Jessica Daniel: Behind Closed Doors – The afterword about not insulting a reader’s intelligence

Friday, January 17, 2014

This morning, Behind Closed Doors became my eighth consecutive book to make the top-20 of the Kindle crime charts, following Jessica 1-6 and Watched. First, then, a thank you to the readers who continue to buy and read my books. It’s incredibly flattering and has genuinely changed my life.

On top of that, the incredible billboard picture below is currently up at Piccadilly Station in Manchester. It’s HUGE and almost surreal. Thanks to Michelle Saunders on Twitter for the photo and, of course, my publishers for their support. Many authors like myself who’ve had initial self-published success have been completely abandoned by the publishers *not mentioning names* but that could not be further from the truth with Pan.

Anyway…very minor Behind Closed Doors spoilers ahead…

If you’ve read Behind Closed Doors, you’ll know that it’s a little different from the other Jessica books. There are plenty of reasons for this. Firstly, I don’t want to keep doing the same thing. It’d be so easy to essentially write the same book over and over, change a few character names, and hope nobody notices. I try not to be lazy. That doesn’t mean everything I attempt will come off – I know that – but I’d rather try and fail, than write the same thing over and over. It’s not only boring, it takes the piss out of readers, believing they’ll buy any old shite because it has my name on it.

I don’t want to do that.

That might mean a reader doesn’t like something like Watched – or Behind Closed Doors – but at least I’m not insulting people’s intelligence.
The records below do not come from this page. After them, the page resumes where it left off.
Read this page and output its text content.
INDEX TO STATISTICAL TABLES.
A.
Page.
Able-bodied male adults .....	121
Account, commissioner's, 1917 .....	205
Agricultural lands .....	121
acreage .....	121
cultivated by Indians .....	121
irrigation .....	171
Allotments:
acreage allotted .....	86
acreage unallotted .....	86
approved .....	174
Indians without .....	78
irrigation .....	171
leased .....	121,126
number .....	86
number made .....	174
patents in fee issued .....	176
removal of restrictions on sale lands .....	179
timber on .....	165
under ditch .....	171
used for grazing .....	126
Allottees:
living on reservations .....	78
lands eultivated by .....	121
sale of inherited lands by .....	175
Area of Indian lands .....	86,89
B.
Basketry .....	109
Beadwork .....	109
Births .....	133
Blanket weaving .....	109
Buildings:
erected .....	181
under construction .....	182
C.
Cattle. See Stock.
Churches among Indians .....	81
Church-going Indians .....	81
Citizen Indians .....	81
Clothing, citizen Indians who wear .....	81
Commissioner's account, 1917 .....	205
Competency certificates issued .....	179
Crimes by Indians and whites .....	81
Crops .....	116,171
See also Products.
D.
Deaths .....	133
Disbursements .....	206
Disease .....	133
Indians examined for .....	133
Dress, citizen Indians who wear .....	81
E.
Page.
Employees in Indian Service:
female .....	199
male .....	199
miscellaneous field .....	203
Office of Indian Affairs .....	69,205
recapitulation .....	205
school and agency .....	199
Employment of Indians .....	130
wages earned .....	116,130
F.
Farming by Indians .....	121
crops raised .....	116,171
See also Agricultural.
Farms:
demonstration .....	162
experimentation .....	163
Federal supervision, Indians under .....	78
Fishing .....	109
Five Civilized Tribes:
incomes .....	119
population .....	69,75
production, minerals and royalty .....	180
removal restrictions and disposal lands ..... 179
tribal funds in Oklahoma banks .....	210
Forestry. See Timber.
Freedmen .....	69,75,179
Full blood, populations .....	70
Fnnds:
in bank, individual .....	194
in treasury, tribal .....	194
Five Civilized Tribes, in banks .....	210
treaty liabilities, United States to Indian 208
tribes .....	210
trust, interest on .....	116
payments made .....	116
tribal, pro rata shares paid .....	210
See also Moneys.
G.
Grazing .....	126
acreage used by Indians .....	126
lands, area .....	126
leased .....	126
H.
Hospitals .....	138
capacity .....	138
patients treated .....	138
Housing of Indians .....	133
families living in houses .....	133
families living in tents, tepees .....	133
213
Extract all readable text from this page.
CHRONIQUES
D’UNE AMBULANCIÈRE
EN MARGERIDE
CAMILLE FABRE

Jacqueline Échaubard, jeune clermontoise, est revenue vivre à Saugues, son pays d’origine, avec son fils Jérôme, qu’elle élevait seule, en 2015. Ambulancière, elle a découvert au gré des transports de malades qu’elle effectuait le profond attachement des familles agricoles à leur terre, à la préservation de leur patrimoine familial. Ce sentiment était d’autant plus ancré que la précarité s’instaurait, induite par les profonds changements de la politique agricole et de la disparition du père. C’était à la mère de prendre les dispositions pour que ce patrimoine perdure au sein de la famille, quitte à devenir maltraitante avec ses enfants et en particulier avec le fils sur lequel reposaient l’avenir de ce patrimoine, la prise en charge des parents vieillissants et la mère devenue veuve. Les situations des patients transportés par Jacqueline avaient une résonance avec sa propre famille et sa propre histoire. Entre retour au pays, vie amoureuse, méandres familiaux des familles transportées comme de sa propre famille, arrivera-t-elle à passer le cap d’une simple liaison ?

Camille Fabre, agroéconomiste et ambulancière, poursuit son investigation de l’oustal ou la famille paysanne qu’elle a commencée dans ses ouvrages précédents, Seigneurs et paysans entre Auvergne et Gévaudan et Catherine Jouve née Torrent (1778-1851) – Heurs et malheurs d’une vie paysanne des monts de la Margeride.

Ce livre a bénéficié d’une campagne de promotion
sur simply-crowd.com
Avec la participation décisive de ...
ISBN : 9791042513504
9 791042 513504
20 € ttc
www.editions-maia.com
Behind Closed Doors was an awkward novel to plot. It tells one story that lasts a year, with a second that lasts a week. What it also does – crucially – is allows me to ever so slightly reinvent the character of Jessica. Things ARE different in books eight, nine and beyond because she’s had time away from the job. There are new colleagues, new internal issues where she works. That type of thing is essential in a series to stop everyone from getting bored.

None of that means the events of books 1-7 are forgotten, in fact a few characters from earlier novels return in Crossing The Line, which is coming in the autumn. It’s also not reinventing the wheel. I write about things, places and people that interest me. It does mean – hopefully – that the Jessica books won’t become repetitive. I’d like to think that’s apparent in the subject matter. Broadly, books 1-3 were standard serial killer fare (that’s not completely true but close enough), book 4 was child abduction; 5 was an arsonist; 6 was organised crime; 7 was a cult.

I do try to be different.

Part of that is expanding Jessica’s world. Andrew Hunter, the private investigator from Playing with Fire, has his own series beginning in June. Down Among The Dead Men, out in 2015, is a standalone crime novel in the sense it’s self-contained and needs no knowledge of my other books, but it’s set in Jessica’s world. There are events referenced from the Jessica novels; characters whose names regular readers will recognise; plus people who’ll eventually crossover into the Jessica series.

All of that is possible because of Jessica’s ‘missing year’ that happens through Behind Closed Doors. An awful lot happened in those 12 months and, soon, readers will be able to find out what.

Before all of that, however, it is something COMPLETELY different. My next book is Reckoning, the first in the Silver Blackthorn young adult-fantasy-adventure trilogy. That’s out on May 22. Many more details soon.